I wonder what Thomas would have to say to someone who said: Yes, all that is hypocritical.  Now, it may be the case that Thomas worked for the DOA and thereby learned that they don't do anything worthwhile.  So he believes that the agency should be shut down.  He may have taken a student loan because it was a sweet deal.  Now he sees that the government shouldn't give such sweet deals, because it can't be on the hook for the loans.  And it may be the case that he attended a public school, but because there were no other options.  So he now believes there should be private school options, too.  That's the story to tell.  In these cases, we have someone who was part of the system being criticized who saw something negative about it and now has critical things to say.  That's perfectly intelligible. And it's not hypocrisy. (My own view is that he's not a hypocrite, just wrong)

But are these cases analogous to the Gingrich case?  I don't think so, as Newt knew what Freddie Mac was about before he took the consulting job. He had choices of alternatives as what companies or corporations to be an advocate for.  If he's hired as a consultant, he should be knowledgeable enough to know what he's getting into. Thomas may not be a hypocrite for the incongruity between his past and his current views, but that's not enough to get Newt off the hook for the hypocrisy charge.

But now a broader question:  of what relevance is the hypocrisy charge against Gingrich, to begin with?  There's already so much about the guy I don't like, the fact that he's a hypocrite about this is not very important.  But I think the importance of the point is more for deep red Republicans.  Hypocrisy, especially on an issue like this at a time like this, is really important to anyone who is looking for the right (right-wing) fiscal conservative.  If Newt has a history of getting into bed with failed companies  that contributed to the mess, it's harder to sell him as someone who can fix it.  The issue, really, isn't his hypocrisy, but his judgment generally. 

Scare quoque

Mallard Fillmore's recent take on the President's rhetorical strategies:

This is an argument about arguments — namely, that scare tactics are bad, but it's worse to be a hypocrite about using them.  So the score tally goes:  Republicans -1 for using scare tactics, Obama +1 for chastising them for using the tactic.  Obama -1 for using scare tactics, and -1 for being a hypocrite about using them.  (And +1 for Fillmore for pointing out the scare tactic, and +1 for pointing out the hypocrisy.)

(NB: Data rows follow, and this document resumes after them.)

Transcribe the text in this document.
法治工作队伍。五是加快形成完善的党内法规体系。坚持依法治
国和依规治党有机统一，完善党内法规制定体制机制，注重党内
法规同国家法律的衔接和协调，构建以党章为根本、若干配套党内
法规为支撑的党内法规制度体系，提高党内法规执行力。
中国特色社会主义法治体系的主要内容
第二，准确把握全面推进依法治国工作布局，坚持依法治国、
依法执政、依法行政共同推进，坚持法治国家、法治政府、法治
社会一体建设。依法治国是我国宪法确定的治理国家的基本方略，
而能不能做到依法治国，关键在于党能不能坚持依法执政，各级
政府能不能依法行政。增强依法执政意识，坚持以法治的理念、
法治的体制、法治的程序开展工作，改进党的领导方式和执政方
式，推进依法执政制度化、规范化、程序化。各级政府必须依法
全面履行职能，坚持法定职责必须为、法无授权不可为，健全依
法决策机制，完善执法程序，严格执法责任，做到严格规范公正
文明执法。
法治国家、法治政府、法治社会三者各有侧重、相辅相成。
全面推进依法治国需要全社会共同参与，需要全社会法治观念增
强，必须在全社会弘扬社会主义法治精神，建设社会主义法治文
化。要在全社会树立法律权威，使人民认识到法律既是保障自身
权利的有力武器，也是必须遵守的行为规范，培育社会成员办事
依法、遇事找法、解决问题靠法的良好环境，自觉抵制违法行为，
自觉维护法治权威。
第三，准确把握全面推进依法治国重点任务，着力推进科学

Now, a question.  Surely arguing that policy X will have bad consequences (or not following policy X will have the bad consequences) appeals to people's fears, but (a) so long as those things are bad and worth fearing, and (b) X is a crucial element in either avoiding or bringing about those consequences, aren't arguments from fear also good arguments from prudence?  The scare tactic is not composed of simply pointing out that something bad will happen if we don't do something — it's comprised in shutting down discussion about what is the best way to avoid the bad consequences.  Take for example the insurance salesman who says something like: people your age often can get sick and die with no warning — that's why you need St. Bartholomew Insurance to take care of your family if that happens.  The fact of the sudden death may mean that you should get insurance, but it certainly doesn't mean that you should get St. Bartholomew Ins.  We don't get why the Republicans or Obama are using scare tactics here, but it is a real question for us when we're being scared to accept a conclusion that doesn't follow.

Time to employ the tu quoque

Short items today.

First, according one study, half of the recipients of social programs (including various tax credits) in the US do not know or believe they are participants.  As they continue to demand the government get their hands of their Medicare, or that the government stop treating social security like its some kind of government program, one may without reservation employ the tu quoque.

Second, hipster baby might inspire a new response to the ultra conservative pro-life types: I was gay before I was born.  Then again, perhaps the science is not clear on that, as the careful (though oddly selective) skeptic Tim Pawlenty proclaims.